The outbreak of the war found her in Paris, where she enlisted in the French ambulance corps known as the Services Sanitaires de l'Armee as a private. After the French surrender, she fled to Britain, where she worked as a code clerk at the American embassy. However, Virginia wanted more than just sitting behind a desk, and volunteered for Britain's newly formed and elite Special Operations Executive, which sent her back to Vichy in August 1941.

After completing the SOE's demanding agent training program, she embarked on the task of organizing and coordinating French resistance networks and assumed the identity of Brigitte LeContre, a French-American reporter for the New York Post, the first female SOE officer to reach such a position. She oversaw SOE parachute drops and planned sabotage attacks against German supply lines. In addition, she helped POWs escape from camps and secured safe houses for agents.

Naturally, because of the success of her activities, she could not elude the attention of French and German authorities. Despite never quite pinpointing her identity, the Gestapo was close on her heels, and privy to the fact that she was American and disabled, there were "wanted" posters all over France calling attention to her limp. The Nazis gave her the code-name Artemis and were desperate to capture her.

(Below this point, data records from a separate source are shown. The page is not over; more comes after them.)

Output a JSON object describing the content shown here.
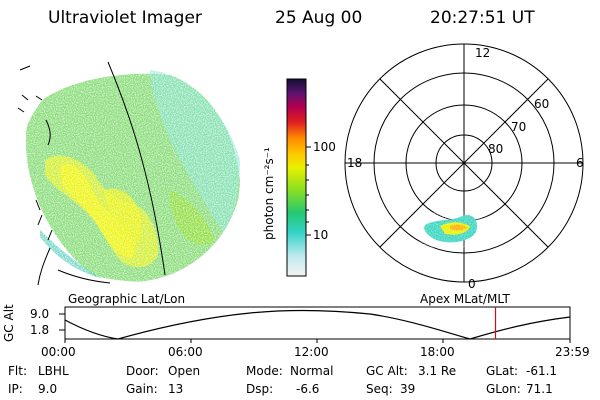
{
  "header": {
    "instrument": "Ultraviolet Imager",
    "date": "25 Aug 00",
    "time": "20:27:51 UT"
  },
  "colorbar": {
    "unit_label": "photon cm⁻²s⁻¹",
    "ticks": [
      "100",
      "10"
    ]
  },
  "polar_plot": {
    "mlt_labels": {
      "top": "12",
      "left": "18",
      "right": "6",
      "bottom": "0"
    },
    "lat_labels": [
      "60",
      "70",
      "80"
    ]
  },
  "map_labels": {
    "left": "Geographic Lat/Lon",
    "right": "Apex MLat/MLT"
  },
  "altitude_plot": {
    "ylabel": "GC Alt",
    "yticks": [
      "9.0",
      "1.8"
    ],
    "xticks": [
      "00:00",
      "06:00",
      "12:00",
      "18:00",
      "23:59"
    ],
    "current_time_hours": 20.46
  },
  "status": {
    "flt_label": "Flt:",
    "flt_value": "LBHL",
    "ip_label": "IP:",
    "ip_value": "9.0",
    "door_label": "Door:",
    "door_value": "Open",
    "gain_label": "Gain:",
    "gain_value": "13",
    "mode_label": "Mode:",
    "mode_value": "Normal",
    "dsp_label": "Dsp:",
    "dsp_value": "-6.6",
    "gcalt_label": "GC Alt:",
    "gcalt_value": "3.1 Re",
    "seq_label": "Seq:",
    "seq_value": "39",
    "glat_label": "GLat:",
    "glat_value": "-61.1",
    "glon_label": "GLon:",
    "glon_value": "71.1"
  },
  "colors": {
    "red_marker": "#d01010",
    "lines": "#000000"
  }
}
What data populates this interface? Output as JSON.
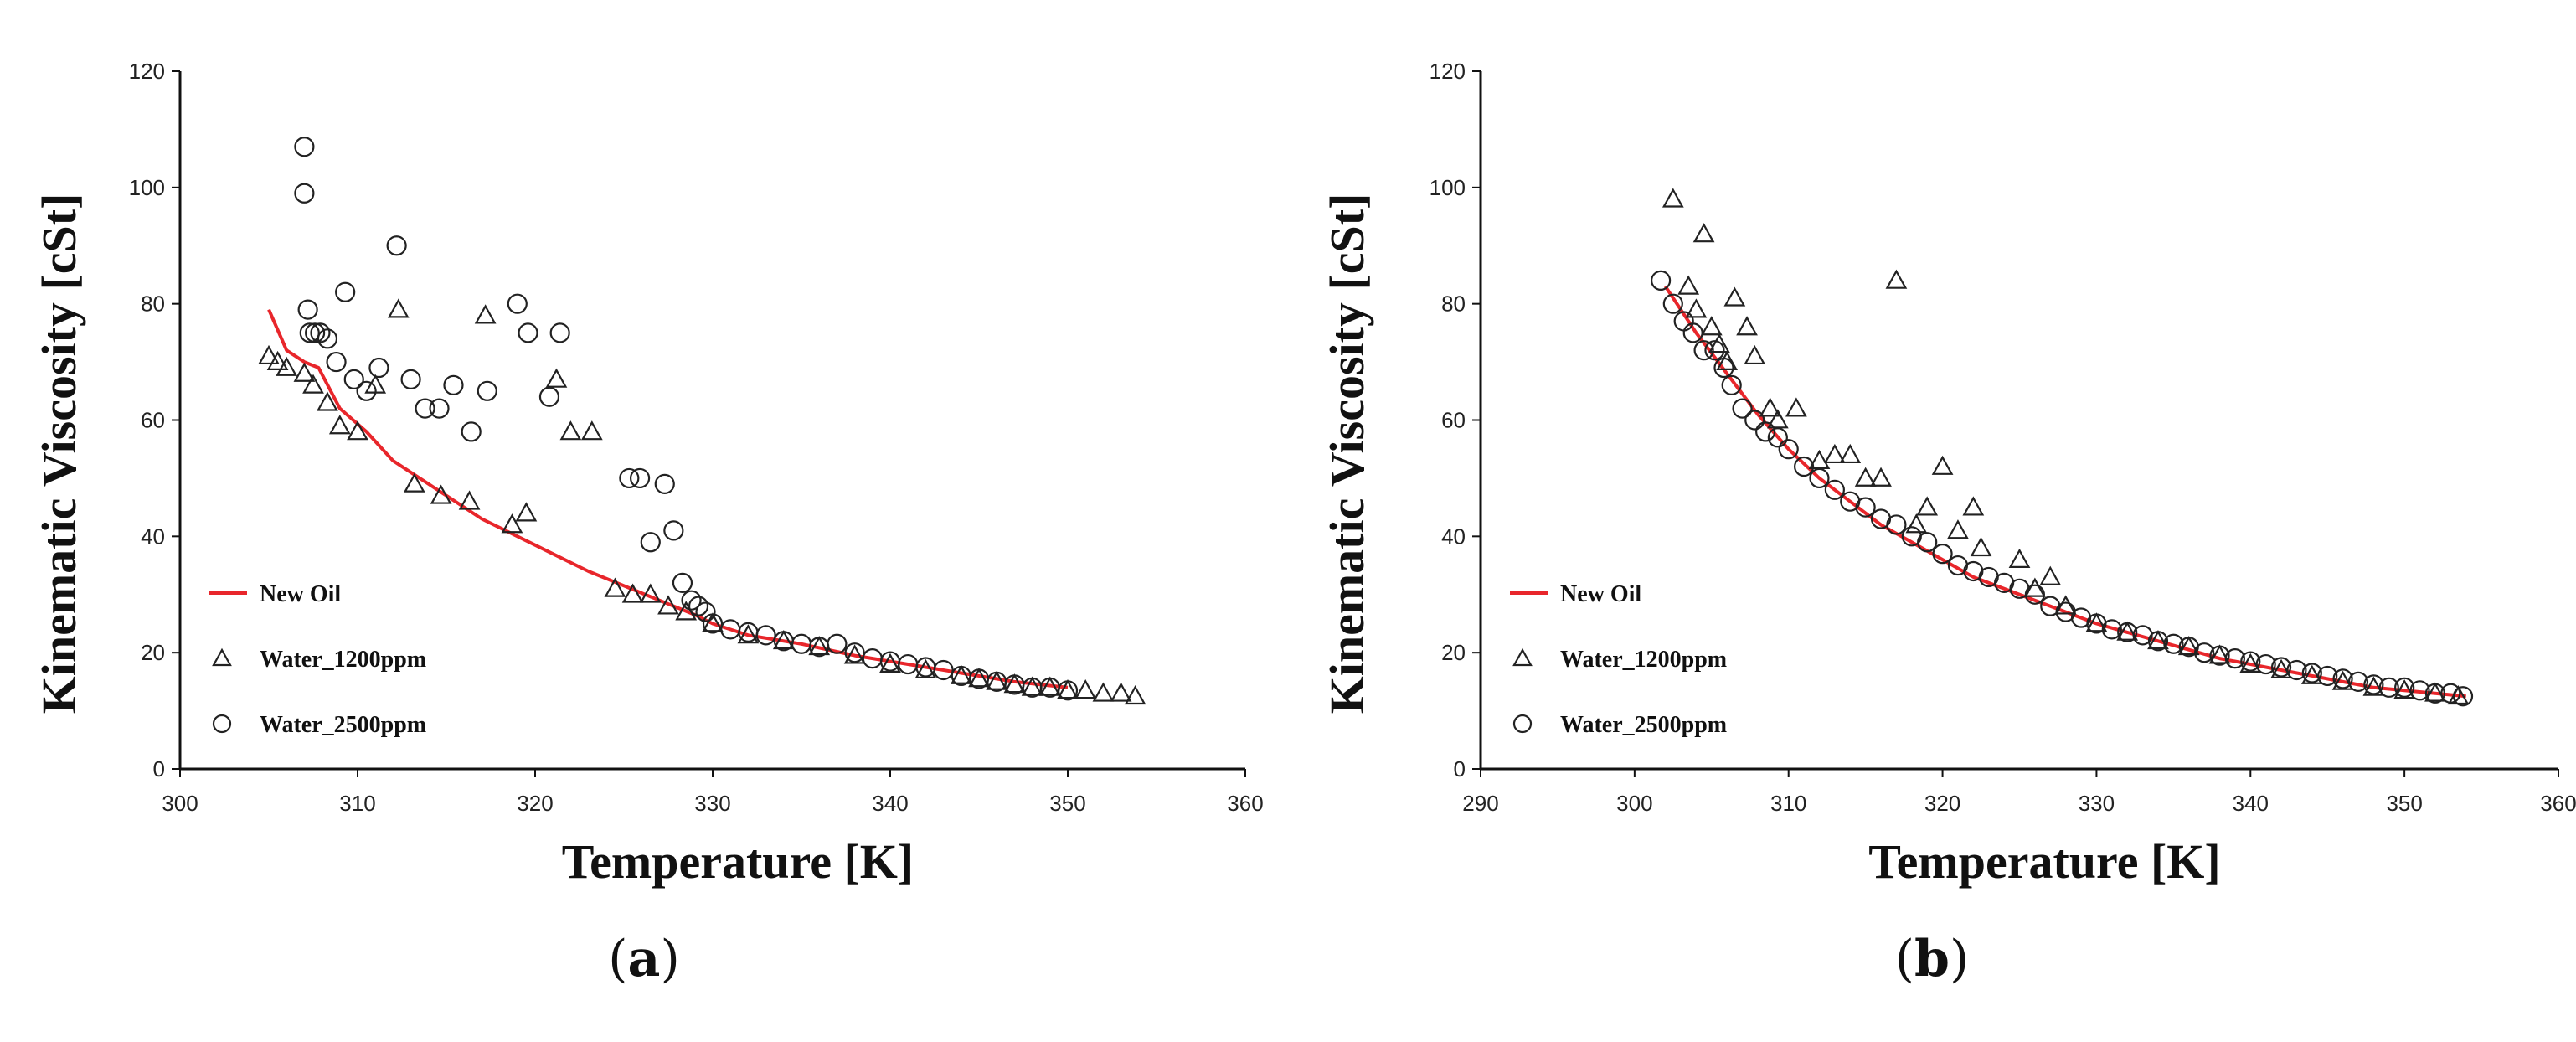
{
  "captions": {
    "a_letter": "a",
    "b_letter": "b",
    "open": "(",
    "close": ")"
  },
  "chart_data": [
    {
      "id": "a",
      "type": "scatter",
      "xlabel": "Temperature [K]",
      "ylabel": "Kinematic Viscosity [cSt]",
      "xlim": [
        300,
        360
      ],
      "ylim": [
        0,
        120
      ],
      "xticks": [
        "300",
        "310",
        "320",
        "330",
        "340",
        "350",
        "360"
      ],
      "yticks": [
        "0",
        "20",
        "40",
        "60",
        "80",
        "100",
        "120"
      ],
      "legend_position": "left-bottom",
      "series": [
        {
          "name": "New Oil",
          "marker": "line",
          "color": "#e8262b",
          "points": [
            [
              305.0,
              79
            ],
            [
              306.0,
              72
            ],
            [
              307.0,
              70
            ],
            [
              307.8,
              69
            ],
            [
              309,
              62
            ],
            [
              310.5,
              58
            ],
            [
              312,
              53
            ],
            [
              313.5,
              50
            ],
            [
              315,
              47
            ],
            [
              317,
              43
            ],
            [
              319,
              40
            ],
            [
              321,
              37
            ],
            [
              323,
              34
            ],
            [
              325,
              31.5
            ],
            [
              327,
              29
            ],
            [
              329,
              26.5
            ],
            [
              330,
              25
            ],
            [
              332,
              23
            ],
            [
              335,
              21.5
            ],
            [
              338,
              19.5
            ],
            [
              341,
              18
            ],
            [
              344,
              16.5
            ],
            [
              347,
              15
            ],
            [
              350,
              14
            ]
          ]
        },
        {
          "name": "Water_1200ppm",
          "marker": "triangle",
          "color": "#222222",
          "points": [
            [
              305,
              71
            ],
            [
              305.5,
              70
            ],
            [
              306,
              69
            ],
            [
              307,
              68
            ],
            [
              307.5,
              66
            ],
            [
              308.3,
              63
            ],
            [
              309,
              59
            ],
            [
              310,
              58
            ],
            [
              311,
              66
            ],
            [
              312.3,
              79
            ],
            [
              313.2,
              49
            ],
            [
              314.7,
              47
            ],
            [
              316.3,
              46
            ],
            [
              317.2,
              78
            ],
            [
              318.7,
              42
            ],
            [
              319.5,
              44
            ],
            [
              321.2,
              67
            ],
            [
              322,
              58
            ],
            [
              323.2,
              58
            ],
            [
              324.5,
              31
            ],
            [
              325.5,
              30
            ],
            [
              326.5,
              30
            ],
            [
              327.5,
              28
            ],
            [
              328.5,
              27
            ],
            [
              330,
              25
            ],
            [
              332,
              23
            ],
            [
              334,
              22
            ],
            [
              336,
              21
            ],
            [
              338,
              19.5
            ],
            [
              340,
              18
            ],
            [
              342,
              17
            ],
            [
              344,
              16
            ],
            [
              345,
              15.5
            ],
            [
              346,
              15
            ],
            [
              347,
              14.5
            ],
            [
              348,
              14
            ],
            [
              349,
              14
            ],
            [
              350,
              13.5
            ],
            [
              351,
              13.5
            ],
            [
              352,
              13
            ],
            [
              353,
              13
            ],
            [
              353.8,
              12.5
            ]
          ]
        },
        {
          "name": "Water_2500ppm",
          "marker": "circle",
          "color": "#222222",
          "points": [
            [
              307,
              107
            ],
            [
              307,
              99
            ],
            [
              307.2,
              79
            ],
            [
              307.3,
              75
            ],
            [
              307.6,
              75
            ],
            [
              307.9,
              75
            ],
            [
              308.3,
              74
            ],
            [
              308.8,
              70
            ],
            [
              309.3,
              82
            ],
            [
              309.8,
              67
            ],
            [
              310.5,
              65
            ],
            [
              311.2,
              69
            ],
            [
              312.2,
              90
            ],
            [
              313,
              67
            ],
            [
              313.8,
              62
            ],
            [
              314.6,
              62
            ],
            [
              315.4,
              66
            ],
            [
              316.4,
              58
            ],
            [
              317.3,
              65
            ],
            [
              319,
              80
            ],
            [
              319.6,
              75
            ],
            [
              320.8,
              64
            ],
            [
              321.4,
              75
            ],
            [
              325.3,
              50
            ],
            [
              325.9,
              50
            ],
            [
              326.5,
              39
            ],
            [
              327.3,
              49
            ],
            [
              327.8,
              41
            ],
            [
              328.3,
              32
            ],
            [
              328.8,
              29
            ],
            [
              329.2,
              28
            ],
            [
              329.6,
              27
            ],
            [
              330,
              25
            ],
            [
              331,
              24
            ],
            [
              332,
              23.5
            ],
            [
              333,
              23
            ],
            [
              334,
              22
            ],
            [
              335,
              21.5
            ],
            [
              336,
              21
            ],
            [
              337,
              21.5
            ],
            [
              338,
              20
            ],
            [
              339,
              19
            ],
            [
              340,
              18.5
            ],
            [
              341,
              18
            ],
            [
              342,
              17.5
            ],
            [
              343,
              17
            ],
            [
              344,
              16
            ],
            [
              345,
              15.5
            ],
            [
              346,
              15
            ],
            [
              347,
              14.5
            ],
            [
              348,
              14
            ],
            [
              349,
              14
            ],
            [
              350,
              13.5
            ]
          ]
        }
      ]
    },
    {
      "id": "b",
      "type": "scatter",
      "xlabel": "Temperature [K]",
      "ylabel": "Kinematic Viscosity [cSt]",
      "xlim": [
        290,
        360
      ],
      "ylim": [
        0,
        120
      ],
      "xticks": [
        "290",
        "300",
        "310",
        "320",
        "330",
        "340",
        "350",
        "360"
      ],
      "yticks": [
        "0",
        "20",
        "40",
        "60",
        "80",
        "100",
        "120"
      ],
      "legend_position": "left-bottom",
      "series": [
        {
          "name": "New Oil",
          "marker": "line",
          "color": "#e8262b",
          "points": [
            [
              302,
              83
            ],
            [
              304,
              75
            ],
            [
              306,
              68
            ],
            [
              308,
              61
            ],
            [
              310,
              55
            ],
            [
              312,
              50
            ],
            [
              314,
              46
            ],
            [
              316,
              42
            ],
            [
              318,
              39
            ],
            [
              320,
              36
            ],
            [
              322,
              33
            ],
            [
              324,
              31
            ],
            [
              326,
              29
            ],
            [
              328,
              27
            ],
            [
              330,
              25
            ],
            [
              332,
              23.5
            ],
            [
              334,
              22
            ],
            [
              336,
              20.5
            ],
            [
              338,
              19
            ],
            [
              340,
              18
            ],
            [
              342,
              17
            ],
            [
              344,
              16
            ],
            [
              346,
              15
            ],
            [
              348,
              14
            ],
            [
              350,
              13.5
            ],
            [
              352,
              13
            ],
            [
              354,
              12.5
            ]
          ]
        },
        {
          "name": "Water_1200ppm",
          "marker": "triangle",
          "color": "#222222",
          "points": [
            [
              302.5,
              98
            ],
            [
              303.5,
              83
            ],
            [
              304,
              79
            ],
            [
              304.5,
              92
            ],
            [
              305,
              76
            ],
            [
              305.5,
              73
            ],
            [
              306,
              70
            ],
            [
              306.5,
              81
            ],
            [
              307.3,
              76
            ],
            [
              307.8,
              71
            ],
            [
              308.8,
              62
            ],
            [
              309.3,
              60
            ],
            [
              310.5,
              62
            ],
            [
              312,
              53
            ],
            [
              313,
              54
            ],
            [
              314,
              54
            ],
            [
              315,
              50
            ],
            [
              316,
              50
            ],
            [
              317,
              84
            ],
            [
              318.3,
              42
            ],
            [
              319,
              45
            ],
            [
              320,
              52
            ],
            [
              321,
              41
            ],
            [
              322,
              45
            ],
            [
              322.5,
              38
            ],
            [
              325,
              36
            ],
            [
              326,
              31
            ],
            [
              327,
              33
            ],
            [
              328,
              28
            ],
            [
              330,
              25
            ],
            [
              332,
              23.5
            ],
            [
              334,
              22
            ],
            [
              336,
              21
            ],
            [
              338,
              19.5
            ],
            [
              340,
              18
            ],
            [
              342,
              17
            ],
            [
              344,
              16
            ],
            [
              346,
              15
            ],
            [
              348,
              14
            ],
            [
              350,
              13.5
            ],
            [
              352,
              13
            ],
            [
              353.5,
              12.5
            ]
          ]
        },
        {
          "name": "Water_2500ppm",
          "marker": "circle",
          "color": "#222222",
          "points": [
            [
              301.7,
              84
            ],
            [
              302.5,
              80
            ],
            [
              303.2,
              77
            ],
            [
              303.8,
              75
            ],
            [
              304.5,
              72
            ],
            [
              305.2,
              72
            ],
            [
              305.8,
              69
            ],
            [
              306.3,
              66
            ],
            [
              307,
              62
            ],
            [
              307.8,
              60
            ],
            [
              308.5,
              58
            ],
            [
              309.3,
              57
            ],
            [
              310,
              55
            ],
            [
              311,
              52
            ],
            [
              312,
              50
            ],
            [
              313,
              48
            ],
            [
              314,
              46
            ],
            [
              315,
              45
            ],
            [
              316,
              43
            ],
            [
              317,
              42
            ],
            [
              318,
              40
            ],
            [
              319,
              39
            ],
            [
              320,
              37
            ],
            [
              321,
              35
            ],
            [
              322,
              34
            ],
            [
              323,
              33
            ],
            [
              324,
              32
            ],
            [
              325,
              31
            ],
            [
              326,
              30
            ],
            [
              327,
              28
            ],
            [
              328,
              27
            ],
            [
              329,
              26
            ],
            [
              330,
              25
            ],
            [
              331,
              24
            ],
            [
              332,
              23.5
            ],
            [
              333,
              23
            ],
            [
              334,
              22
            ],
            [
              335,
              21.5
            ],
            [
              336,
              21
            ],
            [
              337,
              20
            ],
            [
              338,
              19.5
            ],
            [
              339,
              19
            ],
            [
              340,
              18.5
            ],
            [
              341,
              18
            ],
            [
              342,
              17.5
            ],
            [
              343,
              17
            ],
            [
              344,
              16.5
            ],
            [
              345,
              16
            ],
            [
              346,
              15.5
            ],
            [
              347,
              15
            ],
            [
              348,
              14.5
            ],
            [
              349,
              14
            ],
            [
              350,
              14
            ],
            [
              351,
              13.5
            ],
            [
              352,
              13
            ],
            [
              353,
              13
            ],
            [
              353.8,
              12.5
            ]
          ]
        }
      ]
    }
  ]
}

When the Germans suddenly seized all of France in November 1942, she had no choice but to escape via Spain. In a radio message to London during the journey, she mentioned that Cuthbert was giving her trouble. Forgetting her leg's nickname, London replied, "If Cuthbert is giving you trouble, have him eliminated." After a brief detour as an undercover agent in Madrid, upon her return to England she was quietly made an honorary Member of the Order of the British Empire. Since she was at the top of the Gestapo's most wanted list, the SOE refused to send her back. However, she did not want to stay long far away from the actual frontline, and in 1944 she was recruited by the American counterpart of the SOE, the Office of Strategic Services (OSS).

Disguised as an old milkmaid, which made it possible to camouflage her leg, her reports of Nazi troop and headquarter locations were invaluable in the D-Day planning. On August 26, Virginia and her French Resistance troops accepted the surrender of the German southern command at Le Chambon. She remained active in France until VE Day.

After the war Hall married an OSS agent and joined the CIA. She stayed with the CIA until her retirement. For her efforts in France, General Donovan personally awarded Virginia Hall a Distinguished Service Cross in September 1945 - the only one to be awarded to a civilian woman in World War II.